На деле, говорит Ирина Альховка, отстаивать свои права пытались только 13% респондентов, столкнувшихся с дискриминацией.
— Опыт показывает, что люди очень мало пользуются такой возможностью, а если и пользуются, то это не приносит никакого результата, — комментирует Ирина Альховка. — Самое простое объяснение: люди просто хотят получить работу здесь и сейчас, а чтобы защищать свои права, нужно знать процедуры, вкладывать в это время и деньги. Вторая проблема — это недоказуемость. Скажем, собеседования проводятся один на один, и доказать, что вас не взяли на работу из-за дискриминации, очень сложно. Поэтому законодательный запрет на дискриминацию у нас вроде бы и есть, но воспользоваться этой нормой практически невозможно. То, что мы не слышим историй об отстаивании своих прав в суде, говорит не о том, что у нас нет дискриминации, а о том, что механизм защиты своих прав очень сложен для граждан.
В качестве примера Ирина Альховка приводит страны Евросоюза, где в спорных ситуациях доказывать свою правоту приходится не только работнику или кандидату, но и работодателю.

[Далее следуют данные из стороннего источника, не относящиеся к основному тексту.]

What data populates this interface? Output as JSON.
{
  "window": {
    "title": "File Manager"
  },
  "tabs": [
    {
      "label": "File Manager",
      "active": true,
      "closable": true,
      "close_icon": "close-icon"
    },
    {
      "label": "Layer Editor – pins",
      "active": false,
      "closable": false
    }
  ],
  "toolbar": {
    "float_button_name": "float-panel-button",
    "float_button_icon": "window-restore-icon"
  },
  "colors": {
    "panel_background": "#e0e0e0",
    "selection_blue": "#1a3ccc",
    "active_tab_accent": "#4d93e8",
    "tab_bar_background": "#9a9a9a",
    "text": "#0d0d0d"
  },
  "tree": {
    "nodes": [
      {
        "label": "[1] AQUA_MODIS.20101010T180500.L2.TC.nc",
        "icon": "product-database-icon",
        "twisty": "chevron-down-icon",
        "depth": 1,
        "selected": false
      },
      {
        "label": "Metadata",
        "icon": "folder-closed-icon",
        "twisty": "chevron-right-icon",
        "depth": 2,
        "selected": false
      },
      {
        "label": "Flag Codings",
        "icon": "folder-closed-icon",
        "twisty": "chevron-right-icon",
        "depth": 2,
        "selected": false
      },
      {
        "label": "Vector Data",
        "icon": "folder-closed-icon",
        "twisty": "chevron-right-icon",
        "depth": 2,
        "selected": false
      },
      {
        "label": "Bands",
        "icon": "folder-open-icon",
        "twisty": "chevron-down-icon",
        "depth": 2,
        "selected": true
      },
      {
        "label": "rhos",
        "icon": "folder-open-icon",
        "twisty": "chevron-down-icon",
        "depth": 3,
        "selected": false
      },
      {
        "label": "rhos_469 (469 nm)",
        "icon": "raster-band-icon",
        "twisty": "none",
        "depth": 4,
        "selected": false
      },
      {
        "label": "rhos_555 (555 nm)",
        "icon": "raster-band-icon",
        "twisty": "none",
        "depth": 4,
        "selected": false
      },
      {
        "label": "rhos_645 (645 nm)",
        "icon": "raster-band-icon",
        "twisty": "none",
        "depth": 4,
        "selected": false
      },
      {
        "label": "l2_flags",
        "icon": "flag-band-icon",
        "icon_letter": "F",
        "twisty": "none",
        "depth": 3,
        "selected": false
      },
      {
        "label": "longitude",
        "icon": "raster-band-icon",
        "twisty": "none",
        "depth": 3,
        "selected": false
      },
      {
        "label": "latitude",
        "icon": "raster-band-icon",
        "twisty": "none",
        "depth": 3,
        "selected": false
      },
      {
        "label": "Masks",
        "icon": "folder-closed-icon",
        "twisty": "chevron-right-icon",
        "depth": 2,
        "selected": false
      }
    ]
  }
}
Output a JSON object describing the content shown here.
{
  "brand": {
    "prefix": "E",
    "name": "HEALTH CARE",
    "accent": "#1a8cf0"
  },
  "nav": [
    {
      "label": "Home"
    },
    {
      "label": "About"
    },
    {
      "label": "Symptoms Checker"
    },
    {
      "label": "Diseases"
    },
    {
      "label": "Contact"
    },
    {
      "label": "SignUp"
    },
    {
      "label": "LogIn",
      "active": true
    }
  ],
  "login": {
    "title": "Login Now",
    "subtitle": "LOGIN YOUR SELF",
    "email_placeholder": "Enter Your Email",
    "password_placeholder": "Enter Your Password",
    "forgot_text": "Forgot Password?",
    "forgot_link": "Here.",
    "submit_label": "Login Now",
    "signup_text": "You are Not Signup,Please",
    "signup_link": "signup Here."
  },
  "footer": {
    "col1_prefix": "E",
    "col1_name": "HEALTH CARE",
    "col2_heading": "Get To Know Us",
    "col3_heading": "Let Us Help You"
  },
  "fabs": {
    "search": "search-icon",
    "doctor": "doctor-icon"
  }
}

— Задача работника — доказать факт ситуации. Например, женщина сходила на собеседование и считает, что ее не наняли из-за дискриминации, потому что наниматель спрашивал о ее планах уйти в декрет. В свою очередь наниматель должен продемонстрировать результаты профессиональных тестов, дать какую-то объективную оценку компетентности кандидата, чтобы доказать, что дискриминации не было и что получивший работу мужчина имеет лучшую профессиональную подготовку, чем женщина без детей. В наших реалиях бремя доказывания полностью лежит на работнике или соискателе, а это не всегда работает, — поясняет Ирина Альховка.
При этом, отмечает эксперт, в государственных компаниях ситуация с дискриминацией обстоит лучше, чем в частных.
— Наниматель из частного сектора рассуждает так: это мои деньги, и за них я хочу иметь самого эффективного работника. Если на эффективность влияет замужество или дети, значит, мне такой работник не подходит. В результате получается, что наибольших гарантий сотрудники могут ожидать от государственных предприятий, которые в меньшей степени сконцентрированы на зарабатывании денег или не могут предложить конкурентную зарплату, — говорит Ирина Альховка. — Но вместе с тем всем нанимателям нужно помнить, что у дискриминации есть не только правовые, но и экономические последствия. Белорусские семьи сегодня — это не монокарьерные семьи, которые могут прожить на зарплату одного добытчика. Вдобавок рынок труда очень меняется, население стареет. Дискриминация людей трудоспособного возраста, которые могут и хотят работать, — это для нас непозволительная роскошь.
Отношение нанимателей к женщинам с детьми тоже необходимо пересмотреть, считает Ирина Альховка.
— В Швеции есть такая концепция как «умное родительство», smart parenting. Согласно этой концепции работников с детьми можно по умолчанию считать наиболее эффективными менеджерами. В родительстве есть все, что нужно эффективному управленцу: распределение обязанностей, делегирование, определение приоритетности задач, многофункциональность, — перечисляет Ирина Альховка. — Также статистика говорит, что увеличение рождаемости наблюдается в тех странах, где существует возможность эффективно совмещать родительские и профессиональные обязанности и где хорошо развиты услуги по уходу за детьми. Если люди будут уверены в том, что они смогут и зарабатывать, и проводить достаточно времени с семьей, им будет проще решиться на рождение детей, что положительно повлияет на демографическую ситуацию. Но если мы будем продолжать дискриминировать женщин с детьми, рассматривая их как невыгодную рабочую силу, ожидать роста рождаемости не приходится.